Cyber Incident Victim: UOB KayHian

In October 2022, Malaysian stock brokerage firm UOB KayHian experienced a cyberattack claimed by the DESORDEN GROUP. The attackers reported accessing 159,807 records containing customer and internal user data, including full names, genders, religions, birthdates, nationalities, identity card (IC) numbers, passport details, email addresses, phone numbers, and physical addresses. Additional compromised information involved dealer records and back-office user details. DESORDEN stated they focused exclusively on data extraction without attempting file encryption, deletion, or system disruption. The group contacted UOB KayHian regarding the breach but received no response despite confirming the firm had read their communications. DESORDEN publicly disclosed the incident on a hacking forum in late October, ending a period of reduced public activity by the threat actor.

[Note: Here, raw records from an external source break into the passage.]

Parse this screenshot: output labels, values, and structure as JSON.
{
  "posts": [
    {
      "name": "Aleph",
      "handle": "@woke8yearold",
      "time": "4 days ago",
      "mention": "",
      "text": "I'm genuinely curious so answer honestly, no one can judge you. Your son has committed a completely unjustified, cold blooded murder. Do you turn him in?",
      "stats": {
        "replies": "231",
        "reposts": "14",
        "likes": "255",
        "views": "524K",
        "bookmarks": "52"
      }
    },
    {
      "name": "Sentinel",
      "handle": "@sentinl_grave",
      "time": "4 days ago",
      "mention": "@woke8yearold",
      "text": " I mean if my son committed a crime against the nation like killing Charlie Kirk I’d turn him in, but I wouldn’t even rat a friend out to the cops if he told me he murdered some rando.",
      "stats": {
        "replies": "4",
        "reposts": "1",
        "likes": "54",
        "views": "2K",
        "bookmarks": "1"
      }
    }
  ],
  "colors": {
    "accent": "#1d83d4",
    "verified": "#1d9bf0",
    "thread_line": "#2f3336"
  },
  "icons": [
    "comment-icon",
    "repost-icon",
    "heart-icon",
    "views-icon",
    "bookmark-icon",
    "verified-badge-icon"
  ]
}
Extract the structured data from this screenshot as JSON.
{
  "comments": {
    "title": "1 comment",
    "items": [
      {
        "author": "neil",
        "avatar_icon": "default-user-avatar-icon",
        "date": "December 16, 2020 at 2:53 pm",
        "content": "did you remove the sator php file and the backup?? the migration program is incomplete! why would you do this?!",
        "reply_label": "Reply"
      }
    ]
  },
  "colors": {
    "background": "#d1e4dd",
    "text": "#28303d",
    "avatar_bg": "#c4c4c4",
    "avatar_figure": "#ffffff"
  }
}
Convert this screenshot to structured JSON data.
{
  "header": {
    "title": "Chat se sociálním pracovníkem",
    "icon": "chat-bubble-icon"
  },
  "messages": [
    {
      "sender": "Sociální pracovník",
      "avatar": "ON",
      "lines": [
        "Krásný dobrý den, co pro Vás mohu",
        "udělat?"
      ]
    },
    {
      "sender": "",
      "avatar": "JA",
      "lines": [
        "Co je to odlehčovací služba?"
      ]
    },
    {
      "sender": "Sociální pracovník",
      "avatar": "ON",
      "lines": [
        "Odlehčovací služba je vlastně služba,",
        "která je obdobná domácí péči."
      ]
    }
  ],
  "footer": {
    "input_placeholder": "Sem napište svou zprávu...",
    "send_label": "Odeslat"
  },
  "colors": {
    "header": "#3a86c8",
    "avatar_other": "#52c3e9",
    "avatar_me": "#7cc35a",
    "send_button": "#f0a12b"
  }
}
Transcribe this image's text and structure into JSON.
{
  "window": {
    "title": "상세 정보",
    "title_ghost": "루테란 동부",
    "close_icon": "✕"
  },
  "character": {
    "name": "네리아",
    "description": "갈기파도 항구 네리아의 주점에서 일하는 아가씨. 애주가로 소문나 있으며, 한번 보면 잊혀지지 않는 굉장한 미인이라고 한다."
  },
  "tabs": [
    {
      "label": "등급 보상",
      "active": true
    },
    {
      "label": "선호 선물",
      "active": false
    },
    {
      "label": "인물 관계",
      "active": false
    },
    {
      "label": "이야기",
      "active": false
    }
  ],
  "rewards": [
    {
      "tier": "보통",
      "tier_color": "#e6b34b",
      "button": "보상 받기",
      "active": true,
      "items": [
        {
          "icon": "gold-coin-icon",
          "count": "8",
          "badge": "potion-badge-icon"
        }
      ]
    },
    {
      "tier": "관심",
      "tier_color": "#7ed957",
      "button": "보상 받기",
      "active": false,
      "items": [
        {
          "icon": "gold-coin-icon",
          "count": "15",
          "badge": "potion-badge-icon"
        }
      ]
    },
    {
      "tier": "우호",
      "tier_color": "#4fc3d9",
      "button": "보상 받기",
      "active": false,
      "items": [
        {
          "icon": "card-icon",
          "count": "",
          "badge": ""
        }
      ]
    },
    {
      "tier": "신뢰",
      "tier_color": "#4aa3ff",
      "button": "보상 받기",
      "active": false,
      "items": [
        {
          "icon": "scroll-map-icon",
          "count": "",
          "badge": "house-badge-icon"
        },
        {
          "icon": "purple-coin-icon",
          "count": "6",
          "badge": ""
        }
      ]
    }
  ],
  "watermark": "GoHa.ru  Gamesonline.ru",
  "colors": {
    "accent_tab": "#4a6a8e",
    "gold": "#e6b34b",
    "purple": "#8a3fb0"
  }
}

UOB KayHian did not acknowledge the breach publicly or respond to inquiries from media outlet DataBreaches following DESORDEN’s disclosure. On October 18, 2022, the firm published a generic security advisory on its website titled "Notice – UTRADE Security Advisory on Safeguarding Digital Privacy *NEW*," though no direct link to the breach was confirmed. DataBreaches noted concerns that exposed credentials and personal information in the stolen data—including usernames, passwords, and contact details—could facilitate unauthorized account access or targeted phishing campaigns against customers. The lack of explicit customer notification about the breach raised questions about mitigation effectiveness, as the advisory did not reference compromised data or recommend credential changes. DESORDEN maintained possession of the exfiltrated data, with no evidence of deletion or ransom demands disclosed in available reports.